O outro desafio diz respeito à necessidade de se adaptar as culturas às novas condições climáticas que poderão passar a existir. Para o pesquisador da Unicamp essas adptações representam uma alternativa incontornável e a pergunta que têm sido feita pelos especialistas é: quanto custa substituir uma variedade se soja por outra que seja tolerante à seca e ao calor? A notícia mais recente é que o centro de soja da Emprapa de Londrina (PR)- onde já foi produzida uma variedade resistente a estes dois fatores – está trabalhando na produção de mais seis variedades. Cada uma delas demora dez anos para ser desenvolvida (e mais três para ser multiplicada) a um custo de US$ 1 milhão por ano, o que significa que o investimento em uma nova variedade chega a US$ 10 milhões. Assim sendo, para que Brasil desenvolva um plantel de variedades de soja adaptadas, semelhante ao plantel que tem hoje (pouco mais de 300 variedades), terá que investir cerca de US$ 3 bilhões. Porém, se nada for feito em pesquisa e melhoramento genético, a relação entre os investimentos no desenvolvimento de variedades adaptadas e as perdas financeiras da soja por problemas climáticos – num horizonte de 20 anos – é de 1:8. Ou seja, poderemos ter prejuízos financeiros oito vezes maiores do que os investimentos necessários para produzir uma nova variedade. É bom lembrar que, além da soja, estão sendo desenvolvidas variedades de milho e feijão, de ciclo mais curto e mais resistentes à seca e ao calor.

 

Enfim, se por um lado os desafios parecem cada vez maiores, assim como a urgência em enfrentá-los, por outro lado eles podem significar o surgimento de boas oportunidades de crescimento para os operadores de diversos sementos das cadeias agrícolas, como por exemplo, as indústrias de fertilizantes, corretivos, inoculantes e defensivos. Estas poderão expandir seus mercados desenvolvendo novos produtos mais eficientes e melhor adaptados às futuras exigências da agricultura brasileira.
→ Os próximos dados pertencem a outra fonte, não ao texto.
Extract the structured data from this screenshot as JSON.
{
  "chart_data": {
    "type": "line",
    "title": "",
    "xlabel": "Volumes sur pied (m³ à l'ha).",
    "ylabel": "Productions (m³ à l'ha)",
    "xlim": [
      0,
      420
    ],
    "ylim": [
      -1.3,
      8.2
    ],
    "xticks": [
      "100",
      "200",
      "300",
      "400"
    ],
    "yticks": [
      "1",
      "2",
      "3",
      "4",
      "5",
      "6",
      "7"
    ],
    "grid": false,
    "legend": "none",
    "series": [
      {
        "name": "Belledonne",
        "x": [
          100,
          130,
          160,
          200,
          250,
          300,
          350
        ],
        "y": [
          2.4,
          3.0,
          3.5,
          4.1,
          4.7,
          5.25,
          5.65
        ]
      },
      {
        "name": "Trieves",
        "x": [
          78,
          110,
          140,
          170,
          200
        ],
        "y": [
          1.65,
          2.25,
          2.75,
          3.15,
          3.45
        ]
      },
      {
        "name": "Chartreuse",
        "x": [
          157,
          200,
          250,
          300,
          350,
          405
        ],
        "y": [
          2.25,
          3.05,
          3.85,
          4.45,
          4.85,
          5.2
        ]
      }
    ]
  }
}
Os segmentos de máquinas e implementos agrícolas e os de softwares de gestão das propriedades e das atividades agropecuárias também parecem ter um futuro promissor nas próximas décadas, já que a tendência é que a crescente necessidade de tecnologia para o enfrentamento de condições de produção mais adversas leve ao aprimoramento daquelas já existentes bem como ao desenvolvimento de outras, mais sofisticadas.

 

Novas oportunidades e novos desafios virão. Quem for capaz de antecipá-los poderá se preparar melhor, tanto para aproveitá-los quanto para enfrentá-los.

 

 

 

Referências Bibliográficas.

 

EMPRESA BRASILEIRA DE PESQUISA AGROPECUÁRIA. UNIVERSIDADE ESTADUAL DE CAMPINAS. Centro de Pesquisas Meteorológicas e Climáticas Aplicadas à Agricultura. Aquecimento Global e a nova geografia da produção agrícola no Brasil. São Paulo, 2008. 84 p.

 

Entrevista com o Professor Dr. Hilton Silveira Pinto, engenheiro agrônomo e pesquisador do Cepagri/Unicamp. Suporte digital. Entrevista concedida a Márcia Dietrich, gravada em 25/02/2014. Campinas -SP.